Только когда в двери клацнул замок, Павел Борисович, наконец, вздохнул с облегчением. Кажется, этот раунд он выиграл. Теперь главное, чтобы Агеева ничто не задержало.
– Я забираю ключ с собой. Распоряжение главного, – послышался голос доктора из коридора. – Если что – звоните.
Врач ушел.
– Зачем он запер дверь? – спросил медсестру санитар.
– Почем я знаю? На крайняк, есть дубликат.

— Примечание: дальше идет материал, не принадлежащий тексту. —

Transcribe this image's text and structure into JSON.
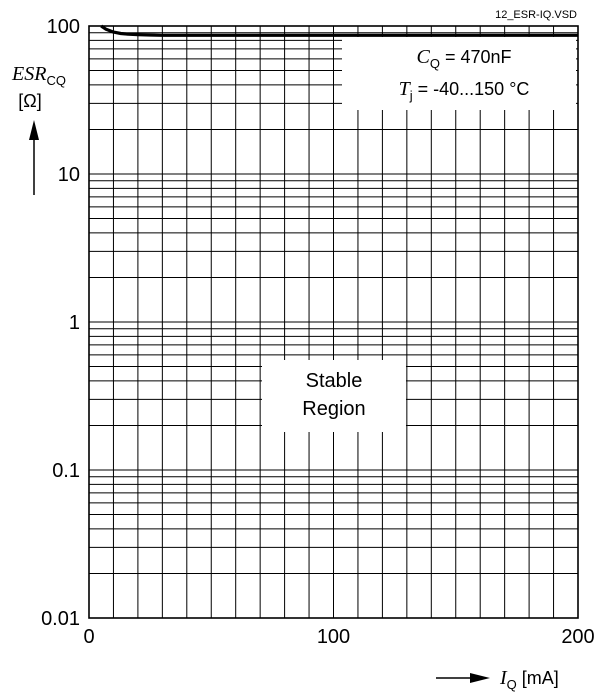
{
  "file_tag": "12_ESR-IQ.VSD",
  "chart_data": {
    "type": "line",
    "xlim": [
      0,
      200
    ],
    "ylim": [
      0.01,
      100
    ],
    "y_scale": "log",
    "grid": true,
    "x_ticks": [
      "0",
      "100",
      "200"
    ],
    "y_ticks": [
      "0.01",
      "0.1",
      "1",
      "10",
      "100"
    ],
    "y_tick_values": [
      0.01,
      0.1,
      1,
      10,
      100
    ],
    "x_tick_values": [
      0,
      100,
      200
    ],
    "ylabel": {
      "symbol": "ESR",
      "sub": "CQ",
      "unit": "[Ω]"
    },
    "xlabel": {
      "symbol": "I",
      "sub": "Q",
      "unit": " [mA]"
    },
    "annotation": {
      "line1_symbol": "C",
      "line1_sub": "Q",
      "line1_text": " = 470nF",
      "line2_symbol": "T",
      "line2_sub": "j",
      "line2_text": " = -40...150 °C"
    },
    "region_label": [
      "Stable",
      "Region"
    ],
    "series": [
      {
        "x": [
          5,
          7,
          10,
          13,
          16,
          20,
          25,
          30,
          40,
          60,
          100,
          150,
          200
        ],
        "y": [
          100,
          95,
          91,
          89,
          88,
          87.5,
          87,
          86.5,
          86.5,
          86.5,
          86.5,
          86.5,
          86.5
        ]
      }
    ]
  }
}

Лучинский рывком сел на кровати. Дубликат! Как он об этом не подумал? Голова сильно закружилась от резкого движения. Что же делать? Врач вернется только через час. А если они решат не дожидаться вечера? Надо уходить! Немедленно! Но как? Павел Борисович посмотрел на привязанную руку. Хорошо, что он оказался предусмотрительным! Свободной рукой критик достал из кармана пижамы ножницы. Он прихватил их в реанимации, когда санитар вышел в коридор. Избавившись от бинта, Лучинский вскочил с кровати, подбежал к окну, приоткрыл створку и выглянул наружу. Окно выходило в пустынный двор. Отлично! Правда, есть проблема. Палата находится на третьем этаже. Что с этим делать? Связать веревку из простыней? К счастью, обе постели застелены. Павел Борисович заколебался. Он не любил физкультуру. И еще ему шестьдесят два года. Но если он не попробует, шестьдесят три не исполнится никогда…
17 июня
14.55
Дверной звонок оказался неожиданно резким. Карпов вздрогнул и открыл глаза. Удивительно, но ему все же удалось заснуть. В дверь снова позвонили. Геннадий Иванович вскочил с дивана и пошел в прихожую. По пути он вспомнил, что Кристина запретила отвечать на звонки, и в нерешительности остановился. Звонок прозвенел в третий раз. Карпов заметил глазок на входной двери. Кто мешает ему посмотреть в него? Он на цыпочках подкрался к двери, прильнул к глазку и в ту же секунду резко отпрянул. За дверью стоял… Лучинский! Как он нашел его? Звонок вновь ожил. Карпов растерянно посмотрел на дверь.
– Геннадий Иванович… – послышалось из-за нее.
– Павел Борисович? Это вы?
– Геннадий Иванович… – голос стал явственней, будто его обладатель уже стоял рядом.
– Как вы меня нашли? – спросил Карпов.
– Геннадий Иванович… – в третий раз повторил Лучинский. – Выходите. Присоединяйтесь ко мне. Я теперь свободен.
– К вам? – растерялся Карпов. – Но… мне нельзя. Меня предупредили…
– Не обращайте внимания. Выходите. Я вас спасу.
Внезапно дверь слегка приоткрылась.
Карпов попятился – он ведь прекрасно помнил, что сам ее закрывал – и… проснулся. Помотав головой, Геннадий Иванович стряхнул с себя остатки кошмара. Это был сон. Только сон…
Окончательно пробудившись, Карпов ощутил, что зверски голоден, и отправился на кухню. Скромный холодильник был доверху забит продуктами.
«Когда только они успели?» – подивился Геннадий Иванович.
Хотя, кто знает, что это за квартира? Возможно, здесь кто-то жил. Кто-то, кого спешно попросили покинуть помещение.
Карпов щедро нарубил колбасу, нарезал сырок, распечатал коробку с тостами… Вскоре на кухонном столе возник заварной чайник, над носиком которого струились легкие завитки пара, и большая тарелка с бутербродами. Только теперь Геннадий Иванович понял, насколько проголодался. Наспех устроившись за столом, он жадно вонзил зубы в первый бутерброд.
Наполнив желудок, Карпов с облегчением откинулся на стуле и сделал глоток. Чай был именно таким, какой он любил: не слишком горячий, но и не остывший. В блаженстве Геннадий Иванович закрыл глаза.